USDA, in collaboration with the Office of the U.S. Trade Representative, on Thursday reached agreement with South African officials to allow most U.S. exports of poultry, pork and beef and their products to re-gain access to the South African market.
The agreement is pursuant to an out-of-cycle review of South Africa conducted under the African Growth and Opportunity Act.
The agreement was reached following intense U.S. government engagement with South African officials over the last year. With this renewed access for U.S. red meat and poultry products, U.S. exports to South Africa could generate $75 million of shipments annually.
Only a limited number of U.S. poultry and meat products have been exported to South Africa in recent years, due to unwarranted sanitary requirements by the South African authorities, with most poultry exports blocked for the last 15 years.
"We're pleased that this process has reached a successful conclusion and that U.S. chicken can again be shipped to South Africa," Jim Sumner, president of the USA Poultry & Egg Export Council and National Chicken Council President Mike Brown said in a joint statement Thursday.

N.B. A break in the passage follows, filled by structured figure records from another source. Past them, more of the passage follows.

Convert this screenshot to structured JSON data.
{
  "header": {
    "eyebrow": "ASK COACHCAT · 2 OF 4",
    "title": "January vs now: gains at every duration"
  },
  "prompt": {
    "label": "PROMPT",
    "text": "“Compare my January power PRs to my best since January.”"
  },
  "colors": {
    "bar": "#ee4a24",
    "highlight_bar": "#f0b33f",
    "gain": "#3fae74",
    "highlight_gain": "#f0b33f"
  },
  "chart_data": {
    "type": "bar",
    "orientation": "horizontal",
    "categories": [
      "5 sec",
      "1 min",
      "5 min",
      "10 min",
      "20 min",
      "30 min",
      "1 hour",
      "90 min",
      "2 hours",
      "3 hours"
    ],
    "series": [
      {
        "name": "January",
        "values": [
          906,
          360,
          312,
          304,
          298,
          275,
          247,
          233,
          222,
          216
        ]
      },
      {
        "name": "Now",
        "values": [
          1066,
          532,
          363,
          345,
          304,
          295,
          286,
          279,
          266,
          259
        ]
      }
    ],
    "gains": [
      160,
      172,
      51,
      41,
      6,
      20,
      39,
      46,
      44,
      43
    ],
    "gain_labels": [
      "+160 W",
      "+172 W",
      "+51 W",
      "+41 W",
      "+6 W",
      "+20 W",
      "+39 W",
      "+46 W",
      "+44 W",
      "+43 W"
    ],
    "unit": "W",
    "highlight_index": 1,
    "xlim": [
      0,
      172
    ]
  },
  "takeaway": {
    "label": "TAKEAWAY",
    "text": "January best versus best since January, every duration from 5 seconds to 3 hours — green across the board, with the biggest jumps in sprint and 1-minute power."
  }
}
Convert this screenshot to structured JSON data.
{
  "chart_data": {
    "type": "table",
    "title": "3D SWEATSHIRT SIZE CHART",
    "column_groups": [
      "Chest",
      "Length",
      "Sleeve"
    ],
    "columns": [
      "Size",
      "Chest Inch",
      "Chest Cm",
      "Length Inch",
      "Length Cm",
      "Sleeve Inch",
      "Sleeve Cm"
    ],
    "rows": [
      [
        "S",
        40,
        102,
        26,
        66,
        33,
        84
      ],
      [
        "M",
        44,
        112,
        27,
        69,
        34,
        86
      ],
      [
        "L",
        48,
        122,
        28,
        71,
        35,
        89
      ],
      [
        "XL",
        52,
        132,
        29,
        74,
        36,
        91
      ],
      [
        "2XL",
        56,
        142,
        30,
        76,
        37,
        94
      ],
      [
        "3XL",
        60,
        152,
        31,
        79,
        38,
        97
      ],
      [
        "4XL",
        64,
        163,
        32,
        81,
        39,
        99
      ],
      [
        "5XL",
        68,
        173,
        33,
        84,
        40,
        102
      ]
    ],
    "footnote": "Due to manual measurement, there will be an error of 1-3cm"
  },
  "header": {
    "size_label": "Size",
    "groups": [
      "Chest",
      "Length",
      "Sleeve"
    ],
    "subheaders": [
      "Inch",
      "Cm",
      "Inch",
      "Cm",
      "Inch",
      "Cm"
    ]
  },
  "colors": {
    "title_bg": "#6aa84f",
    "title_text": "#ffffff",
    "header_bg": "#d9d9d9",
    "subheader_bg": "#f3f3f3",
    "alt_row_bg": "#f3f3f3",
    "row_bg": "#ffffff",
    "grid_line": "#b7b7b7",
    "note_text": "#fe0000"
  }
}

USAPEEC and NCC negotiated an agreement with the South African Poultry Association to end the South African chicken embargo in Paris last June, which required the support and approval of the respective governments.
Agriculture Secretary Tom Vilsack said the move is good news for farmers, ranchers and poultry, pork and beef companies.
"We welcome this move by South Africa and will continue our efforts to break down barriers and expand access for high-quality, safe and wholesome U.S. food and agricultural products around the world," he said. "With this agreement, South Africa reaffirms the scientific soundness and integrity of the U.S. system for ensuring animal health and food safety, and this will result in high-quality U.S. meat and poultry being available for South African consumers."
The National Pork Producers Council also was supportive of efforts to expand trade, but the group said it has not yet seen the fine print of an agreement between the United States and South Africa and understands that some restrictions on U.S. pork may remain.
"While dropping the ban on U.S. pork is great progress," NPPC President Dr. Ron Prestage said, "there is no scientific reason to restrict any of our pork, so we'll continue to work with both governments to get complete access to the South African market."
"NPPC applauds President Obama and our trade officials for bringing home the bacon for U.S. pork producers. We have been on the outside looking in as our competitors from Brazil, Canada and the European Union sell pork to South Africa.
"Now that the barriers are falling, we have gained the opportunity to sell safe, high-quality and affordable U.S. pork to over 50 million new consumers," Prestage said.
According to USDA, the past seven years have been the strongest in history for agricultural trade, with U.S. agricultural product exports totaling $911.4 billion since 2009. Strong agricultural exports contribute to a positive U.S. trade balance, create jobs and boost economic growth, Vilsack said.